6. Under no circumstances should you exercise between now and New Year's. You can do that in January when you have nothing else to do. This is the time for long naps, which you'll need after circling the buffet table while carrying a 10-pound plate of food and that vat of eggnog. 

7. If you come across something really good at a buffet table, like frosted Christmas cookies in the shape and size of Santa, position yourself near them and don't budge. Have as many as you can before becoming the center of attention. They're like a beautiful pair of shoes. You can't leave them behind. You're not going to see them again. 

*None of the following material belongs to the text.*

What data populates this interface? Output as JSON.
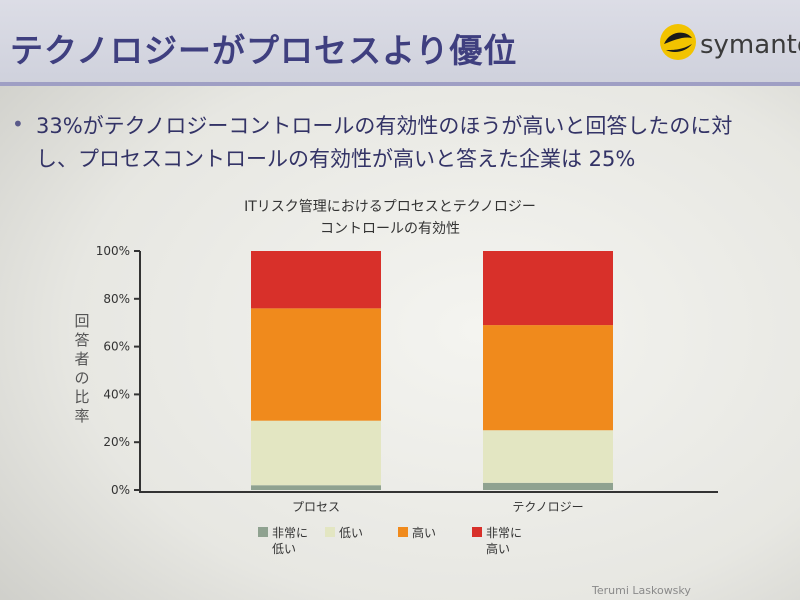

8. Same for pies. Apple. Pumpkin. Mincemeat. Have a slice of each. Or, if you don't like mincemeat, have two apples and one pumpkin. Always have three. When else do you get to have more than one dessert? Labor Day? 

9. Did someone mention fruitcake? Granted, it's loaded with the mandatory celebratory calories, but avoid it at all cost. I mean, have some standards, mate. 

10. And one final tip: If you don't feel terrible when you leave the party or get up from the table, you haven't been paying attention. Reread tips. Start over. But hurry! Cookieless January is just around the corner.


----------



## Daniel (Dec 25, 2008)

[SIGN]11/10[/SIGN]


----------



## white page (Dec 25, 2008)

Just what the Dr ( Baxter ) ordered !!  :clap:

Hey I could do with a few more prescriptions like this ,  :bounce:


----------



## Jazzey (Dec 25, 2008)

...Hmmmm....I'm not convinced I need any encouragement - I've already done all of the above without even knowing it was "prescribed"!


----------



## NicNak (Dec 25, 2008)

:rofl:


----------